Inconsistent findings were reported about the course of postchemotherapy symptoms; specifically, the effect of changes in optimism and perception of subjective stress on the evolution of symptoms remains understudied. This prospective study aimed (a) to examine the course of postchemotherapy symptoms of emotional distress, fatigue, and cognitive difficulties among breast cancer survivors and (2) to assess the effect of changes in optimism and subjective stress on the trajectory of these symptoms.
Ninety‐eight breast cancer survivors, diagnosed at stages I to III, aged 30 to 74, recruited consecutively (response rate 84.7%) completed fatigue, emotional distress, self‐reported cognitive difficulties, optimism, and subjective stress questionnaires at three points in time: upon enrollment (1‐6 months after completing treatment, Time 1) posttreatment, 6 months (Time 2), and 12 months (Time 3). A linear mixed‐effects model was used to analyze the data.

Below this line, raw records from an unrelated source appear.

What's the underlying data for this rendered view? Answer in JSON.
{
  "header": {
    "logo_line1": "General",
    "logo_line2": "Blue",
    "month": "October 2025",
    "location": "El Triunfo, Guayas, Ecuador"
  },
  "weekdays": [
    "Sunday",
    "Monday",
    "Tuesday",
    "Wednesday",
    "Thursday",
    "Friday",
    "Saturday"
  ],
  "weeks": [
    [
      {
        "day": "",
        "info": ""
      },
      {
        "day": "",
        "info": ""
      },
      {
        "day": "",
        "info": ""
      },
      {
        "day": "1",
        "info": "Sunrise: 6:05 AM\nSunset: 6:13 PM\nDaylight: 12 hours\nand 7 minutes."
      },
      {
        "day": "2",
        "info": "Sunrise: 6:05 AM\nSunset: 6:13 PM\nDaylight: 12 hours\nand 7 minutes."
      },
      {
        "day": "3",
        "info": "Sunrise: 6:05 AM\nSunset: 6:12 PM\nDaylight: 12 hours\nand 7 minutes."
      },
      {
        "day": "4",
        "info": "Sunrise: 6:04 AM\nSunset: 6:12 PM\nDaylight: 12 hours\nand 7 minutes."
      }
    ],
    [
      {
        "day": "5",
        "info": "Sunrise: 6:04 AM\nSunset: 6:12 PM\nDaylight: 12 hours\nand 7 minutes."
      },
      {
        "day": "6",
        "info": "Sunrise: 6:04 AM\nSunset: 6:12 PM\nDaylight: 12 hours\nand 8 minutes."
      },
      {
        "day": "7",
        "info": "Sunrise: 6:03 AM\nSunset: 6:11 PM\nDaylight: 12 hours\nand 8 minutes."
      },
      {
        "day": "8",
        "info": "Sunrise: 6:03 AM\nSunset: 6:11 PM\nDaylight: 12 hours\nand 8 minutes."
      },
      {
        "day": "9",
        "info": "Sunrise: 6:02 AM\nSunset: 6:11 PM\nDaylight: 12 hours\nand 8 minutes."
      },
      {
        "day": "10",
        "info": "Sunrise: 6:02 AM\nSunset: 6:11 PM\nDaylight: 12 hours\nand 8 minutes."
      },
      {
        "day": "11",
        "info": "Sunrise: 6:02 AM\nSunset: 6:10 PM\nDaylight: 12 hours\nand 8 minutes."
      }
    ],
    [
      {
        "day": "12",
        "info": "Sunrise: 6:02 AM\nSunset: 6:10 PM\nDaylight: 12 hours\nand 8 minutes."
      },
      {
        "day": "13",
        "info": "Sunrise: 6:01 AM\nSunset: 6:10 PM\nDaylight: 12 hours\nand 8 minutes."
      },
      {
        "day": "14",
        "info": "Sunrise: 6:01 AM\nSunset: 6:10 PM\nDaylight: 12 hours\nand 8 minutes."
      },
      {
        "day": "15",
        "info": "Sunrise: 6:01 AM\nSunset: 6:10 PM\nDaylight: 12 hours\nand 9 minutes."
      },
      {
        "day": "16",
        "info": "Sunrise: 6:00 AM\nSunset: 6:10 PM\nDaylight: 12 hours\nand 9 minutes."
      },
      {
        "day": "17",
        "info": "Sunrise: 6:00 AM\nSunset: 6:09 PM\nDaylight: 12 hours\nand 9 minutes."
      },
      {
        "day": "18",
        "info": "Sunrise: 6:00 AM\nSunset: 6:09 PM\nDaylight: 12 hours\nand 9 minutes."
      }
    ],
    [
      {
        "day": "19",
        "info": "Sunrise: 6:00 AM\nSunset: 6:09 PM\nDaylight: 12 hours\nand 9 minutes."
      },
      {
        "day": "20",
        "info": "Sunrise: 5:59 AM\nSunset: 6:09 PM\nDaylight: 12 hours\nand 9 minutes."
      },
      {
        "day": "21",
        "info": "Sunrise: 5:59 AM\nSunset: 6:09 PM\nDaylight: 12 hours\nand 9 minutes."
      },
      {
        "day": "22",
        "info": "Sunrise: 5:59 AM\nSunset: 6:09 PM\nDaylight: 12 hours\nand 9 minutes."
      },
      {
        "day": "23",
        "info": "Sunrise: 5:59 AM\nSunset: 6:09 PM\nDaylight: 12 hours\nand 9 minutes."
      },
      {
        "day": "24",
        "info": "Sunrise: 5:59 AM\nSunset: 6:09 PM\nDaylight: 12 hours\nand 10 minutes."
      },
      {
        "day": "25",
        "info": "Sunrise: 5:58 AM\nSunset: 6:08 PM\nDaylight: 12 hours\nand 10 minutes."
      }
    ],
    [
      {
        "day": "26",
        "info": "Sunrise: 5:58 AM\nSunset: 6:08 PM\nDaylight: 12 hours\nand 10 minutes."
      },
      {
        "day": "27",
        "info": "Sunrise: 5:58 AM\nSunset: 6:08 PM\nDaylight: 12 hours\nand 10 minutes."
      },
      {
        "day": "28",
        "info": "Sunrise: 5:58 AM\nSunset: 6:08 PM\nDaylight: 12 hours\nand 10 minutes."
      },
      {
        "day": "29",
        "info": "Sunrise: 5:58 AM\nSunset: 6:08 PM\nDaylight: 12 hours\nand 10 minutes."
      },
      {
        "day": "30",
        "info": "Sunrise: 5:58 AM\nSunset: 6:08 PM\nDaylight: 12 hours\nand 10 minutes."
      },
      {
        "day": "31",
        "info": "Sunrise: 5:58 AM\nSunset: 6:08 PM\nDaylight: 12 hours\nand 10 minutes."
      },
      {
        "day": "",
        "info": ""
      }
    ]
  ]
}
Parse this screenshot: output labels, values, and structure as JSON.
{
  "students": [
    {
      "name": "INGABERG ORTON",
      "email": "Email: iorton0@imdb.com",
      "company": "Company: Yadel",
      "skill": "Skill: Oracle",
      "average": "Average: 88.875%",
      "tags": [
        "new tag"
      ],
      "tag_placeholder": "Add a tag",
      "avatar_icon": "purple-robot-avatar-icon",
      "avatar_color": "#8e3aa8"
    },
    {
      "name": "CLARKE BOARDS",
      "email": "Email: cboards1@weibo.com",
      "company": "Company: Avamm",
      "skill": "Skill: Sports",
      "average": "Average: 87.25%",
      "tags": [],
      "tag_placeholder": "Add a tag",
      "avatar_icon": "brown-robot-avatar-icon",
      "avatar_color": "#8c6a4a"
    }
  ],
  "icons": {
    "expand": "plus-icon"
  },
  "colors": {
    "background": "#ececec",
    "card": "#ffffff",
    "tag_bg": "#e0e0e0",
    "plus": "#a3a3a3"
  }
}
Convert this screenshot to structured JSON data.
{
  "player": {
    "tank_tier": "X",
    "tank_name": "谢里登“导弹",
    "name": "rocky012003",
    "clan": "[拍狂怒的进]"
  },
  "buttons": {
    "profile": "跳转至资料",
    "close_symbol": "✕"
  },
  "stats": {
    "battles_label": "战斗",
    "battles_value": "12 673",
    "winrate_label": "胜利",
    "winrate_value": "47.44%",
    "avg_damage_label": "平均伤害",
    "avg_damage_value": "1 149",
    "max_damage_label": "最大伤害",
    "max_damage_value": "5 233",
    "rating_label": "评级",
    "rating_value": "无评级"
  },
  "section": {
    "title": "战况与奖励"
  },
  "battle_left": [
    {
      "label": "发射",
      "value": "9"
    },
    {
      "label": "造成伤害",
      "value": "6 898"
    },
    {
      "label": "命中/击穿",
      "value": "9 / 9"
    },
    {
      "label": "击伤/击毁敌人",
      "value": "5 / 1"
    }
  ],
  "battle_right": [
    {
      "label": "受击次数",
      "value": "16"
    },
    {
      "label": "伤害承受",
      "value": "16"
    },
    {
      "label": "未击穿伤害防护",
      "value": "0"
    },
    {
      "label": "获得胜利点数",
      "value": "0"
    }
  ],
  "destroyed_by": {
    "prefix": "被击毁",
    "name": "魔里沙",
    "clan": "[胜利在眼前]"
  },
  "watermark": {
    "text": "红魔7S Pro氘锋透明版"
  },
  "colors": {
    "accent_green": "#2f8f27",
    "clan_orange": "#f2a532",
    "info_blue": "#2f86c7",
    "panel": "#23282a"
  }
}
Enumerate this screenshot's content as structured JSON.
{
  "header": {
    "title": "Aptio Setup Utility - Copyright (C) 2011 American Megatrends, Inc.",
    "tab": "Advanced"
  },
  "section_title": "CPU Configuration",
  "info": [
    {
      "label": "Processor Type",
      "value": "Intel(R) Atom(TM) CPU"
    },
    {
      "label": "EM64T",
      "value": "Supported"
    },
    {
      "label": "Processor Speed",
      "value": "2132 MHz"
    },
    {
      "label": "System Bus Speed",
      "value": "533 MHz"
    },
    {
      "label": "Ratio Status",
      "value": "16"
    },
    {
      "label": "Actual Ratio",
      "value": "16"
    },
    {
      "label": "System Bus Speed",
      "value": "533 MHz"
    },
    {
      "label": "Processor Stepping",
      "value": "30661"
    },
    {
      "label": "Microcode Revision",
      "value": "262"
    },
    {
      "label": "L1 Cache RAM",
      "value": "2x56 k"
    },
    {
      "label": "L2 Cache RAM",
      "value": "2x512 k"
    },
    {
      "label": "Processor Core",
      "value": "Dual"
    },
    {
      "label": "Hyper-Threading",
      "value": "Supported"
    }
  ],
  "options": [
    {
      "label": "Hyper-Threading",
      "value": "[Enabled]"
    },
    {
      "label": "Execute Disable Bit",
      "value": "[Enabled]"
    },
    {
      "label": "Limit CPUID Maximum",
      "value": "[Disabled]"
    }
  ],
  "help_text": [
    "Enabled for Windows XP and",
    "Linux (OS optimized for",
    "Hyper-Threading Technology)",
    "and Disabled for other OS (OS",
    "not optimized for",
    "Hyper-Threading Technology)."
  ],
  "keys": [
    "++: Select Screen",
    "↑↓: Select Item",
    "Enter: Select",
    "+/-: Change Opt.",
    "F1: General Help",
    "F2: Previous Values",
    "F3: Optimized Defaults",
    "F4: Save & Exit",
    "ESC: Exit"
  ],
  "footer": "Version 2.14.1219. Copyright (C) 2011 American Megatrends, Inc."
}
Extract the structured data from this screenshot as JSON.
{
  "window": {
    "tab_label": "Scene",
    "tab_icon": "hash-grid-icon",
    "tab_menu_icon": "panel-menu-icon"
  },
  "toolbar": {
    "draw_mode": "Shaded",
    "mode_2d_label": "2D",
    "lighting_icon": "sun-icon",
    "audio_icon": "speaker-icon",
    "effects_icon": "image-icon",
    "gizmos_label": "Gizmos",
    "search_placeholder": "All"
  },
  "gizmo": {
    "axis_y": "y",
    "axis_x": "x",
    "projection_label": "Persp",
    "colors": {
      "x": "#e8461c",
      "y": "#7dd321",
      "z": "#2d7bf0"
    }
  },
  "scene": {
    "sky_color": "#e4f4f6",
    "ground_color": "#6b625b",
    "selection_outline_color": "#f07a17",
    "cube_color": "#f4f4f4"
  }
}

Emotional distress decreased between time‐points, level of cognitive difficulties remained stable, and a marginal decrease in fatigue was evident. Optimism or subjective stress predicted changes in each of the symptoms (P<.01), except for the effect of optimism on cognitive difficulties (P=.06). The interactions between time and optimism and between time and subjective stress were only significant regarding their effect on emotional distress (P<.05), showing that the strongest effect of these variables was at Time 2.
The course of postchemotherapy symptoms shows patterns of stability and change over a 1‐year period. Optimism and subjective perceptions of stress were shown to affect the decrease of symptoms. Therefore, these two factors should be specifically targeted in psycho‐social interventions.